Isabeau, part of my orchestra again. Turning toward the string section and seeing her just a few feet away, looking back at me. Feeling that exquisite happiness that only comes from knowing she’s close to me.

But Isabeau can’t come on tour with us. Spending every day and night together for the next five weeks is out of the question with the way things ended between us. This tour is meant to be an escape for me, a way to get out of the funk and uncertainty that has invaded my life so I can consider what I want next. Is the answer Europe? Is it New York? Somewhere further afield? Where is up, what is onwards when you have achieved your lofty goals by the age of thirty-eight? That’s the whole reason I said yes to this “fiasco”, as Marcus called it, with parts of the orchestra on leave. To stretch myself and help clarify things. But I won’t be able to think straight with Isabeau close to me.

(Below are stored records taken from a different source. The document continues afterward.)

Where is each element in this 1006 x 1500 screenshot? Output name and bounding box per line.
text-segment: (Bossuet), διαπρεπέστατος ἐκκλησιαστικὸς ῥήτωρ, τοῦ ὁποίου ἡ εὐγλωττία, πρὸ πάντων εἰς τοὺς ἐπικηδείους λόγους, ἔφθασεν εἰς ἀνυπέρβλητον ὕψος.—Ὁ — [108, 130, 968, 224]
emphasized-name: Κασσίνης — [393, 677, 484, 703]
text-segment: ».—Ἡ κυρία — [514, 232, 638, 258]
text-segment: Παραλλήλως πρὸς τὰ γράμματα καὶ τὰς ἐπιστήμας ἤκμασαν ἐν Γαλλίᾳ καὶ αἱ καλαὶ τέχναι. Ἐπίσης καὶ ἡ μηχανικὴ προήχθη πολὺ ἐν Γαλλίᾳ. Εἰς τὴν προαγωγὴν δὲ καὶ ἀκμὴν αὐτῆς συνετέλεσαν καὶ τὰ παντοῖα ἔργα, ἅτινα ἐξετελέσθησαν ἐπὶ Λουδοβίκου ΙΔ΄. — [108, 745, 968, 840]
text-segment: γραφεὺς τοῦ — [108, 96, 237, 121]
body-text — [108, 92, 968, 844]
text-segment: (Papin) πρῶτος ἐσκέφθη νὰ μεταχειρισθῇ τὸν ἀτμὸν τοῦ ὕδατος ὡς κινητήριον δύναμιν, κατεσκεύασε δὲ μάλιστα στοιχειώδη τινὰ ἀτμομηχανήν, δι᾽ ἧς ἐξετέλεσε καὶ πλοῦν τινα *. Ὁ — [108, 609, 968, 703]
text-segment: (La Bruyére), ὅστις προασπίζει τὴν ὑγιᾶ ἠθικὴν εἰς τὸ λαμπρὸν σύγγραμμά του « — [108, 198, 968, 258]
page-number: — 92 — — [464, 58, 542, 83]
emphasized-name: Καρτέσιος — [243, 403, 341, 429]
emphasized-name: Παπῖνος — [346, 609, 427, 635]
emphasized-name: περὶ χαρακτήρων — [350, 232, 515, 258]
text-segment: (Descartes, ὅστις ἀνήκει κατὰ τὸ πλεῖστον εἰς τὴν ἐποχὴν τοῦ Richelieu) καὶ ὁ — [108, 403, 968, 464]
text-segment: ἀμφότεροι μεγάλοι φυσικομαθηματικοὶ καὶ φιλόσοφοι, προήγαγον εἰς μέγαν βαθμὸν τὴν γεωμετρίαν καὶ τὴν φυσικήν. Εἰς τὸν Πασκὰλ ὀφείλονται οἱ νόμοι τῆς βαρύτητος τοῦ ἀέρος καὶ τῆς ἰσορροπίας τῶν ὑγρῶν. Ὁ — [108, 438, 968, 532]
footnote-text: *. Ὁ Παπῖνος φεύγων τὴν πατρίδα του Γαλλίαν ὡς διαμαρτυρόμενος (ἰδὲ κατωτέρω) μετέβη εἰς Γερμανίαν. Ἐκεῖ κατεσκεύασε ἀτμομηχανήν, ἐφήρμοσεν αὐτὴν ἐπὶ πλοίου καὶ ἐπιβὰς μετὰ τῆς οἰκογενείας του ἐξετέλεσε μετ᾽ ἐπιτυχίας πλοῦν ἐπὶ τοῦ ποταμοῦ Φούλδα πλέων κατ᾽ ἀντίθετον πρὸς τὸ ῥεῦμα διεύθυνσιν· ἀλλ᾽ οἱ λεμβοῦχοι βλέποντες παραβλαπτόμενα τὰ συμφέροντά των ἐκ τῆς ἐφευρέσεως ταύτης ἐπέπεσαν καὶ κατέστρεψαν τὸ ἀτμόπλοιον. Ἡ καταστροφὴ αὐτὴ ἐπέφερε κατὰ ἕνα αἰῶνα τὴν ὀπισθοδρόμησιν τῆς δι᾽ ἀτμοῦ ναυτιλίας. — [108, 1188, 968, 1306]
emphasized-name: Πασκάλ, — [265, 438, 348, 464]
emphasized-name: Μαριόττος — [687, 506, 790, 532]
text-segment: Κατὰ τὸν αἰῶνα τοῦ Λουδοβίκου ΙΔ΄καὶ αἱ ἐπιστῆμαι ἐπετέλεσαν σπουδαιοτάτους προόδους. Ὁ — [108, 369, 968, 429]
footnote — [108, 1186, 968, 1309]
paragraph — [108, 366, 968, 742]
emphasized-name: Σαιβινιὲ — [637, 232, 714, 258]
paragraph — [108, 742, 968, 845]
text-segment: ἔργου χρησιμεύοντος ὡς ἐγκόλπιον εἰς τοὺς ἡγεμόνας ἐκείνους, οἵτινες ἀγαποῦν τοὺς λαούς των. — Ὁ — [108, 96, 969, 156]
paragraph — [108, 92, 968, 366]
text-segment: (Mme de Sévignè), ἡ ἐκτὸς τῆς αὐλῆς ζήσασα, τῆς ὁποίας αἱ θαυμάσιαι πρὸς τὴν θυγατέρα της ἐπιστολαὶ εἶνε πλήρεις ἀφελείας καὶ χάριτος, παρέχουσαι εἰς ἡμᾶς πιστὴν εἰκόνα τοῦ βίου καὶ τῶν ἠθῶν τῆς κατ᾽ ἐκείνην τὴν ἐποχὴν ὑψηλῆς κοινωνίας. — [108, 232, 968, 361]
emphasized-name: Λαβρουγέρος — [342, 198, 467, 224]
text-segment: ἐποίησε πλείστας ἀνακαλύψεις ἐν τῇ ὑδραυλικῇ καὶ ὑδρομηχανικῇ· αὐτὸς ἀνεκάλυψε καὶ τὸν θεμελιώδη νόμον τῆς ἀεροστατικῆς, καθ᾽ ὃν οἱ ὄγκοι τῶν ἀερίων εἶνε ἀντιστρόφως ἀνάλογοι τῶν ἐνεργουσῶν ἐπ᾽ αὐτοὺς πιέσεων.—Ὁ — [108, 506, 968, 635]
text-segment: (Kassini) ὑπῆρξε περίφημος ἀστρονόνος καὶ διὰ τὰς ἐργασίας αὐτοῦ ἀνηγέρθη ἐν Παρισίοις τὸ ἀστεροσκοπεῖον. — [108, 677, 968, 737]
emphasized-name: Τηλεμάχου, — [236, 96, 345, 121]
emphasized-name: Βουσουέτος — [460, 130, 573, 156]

They’re both still looking at me, expectant, so I reach for the first phrase to hand. “My assistant will call you.”

Marcus starts to say something but I go back to my office, close the door behind me and rest my back against it. I picture the way Isabeau’s hair fell across her shoulders as she played just now, thick and soft and beautiful. I remember how it felt running through my fingers that night. The memory comes back as clear as a single note from a Stradivarius violin. How she felt in my arms at last. My perfect, untouchable girl, finally mine.

A knock on my door startles me out of my reverie. Fuck. Isabeau.

But when I open my door I see, not Isabeau, but a smiling man in his forties holding a cello case. He beams at me. “Sorry I’m late. Roger Somers, here to audition.”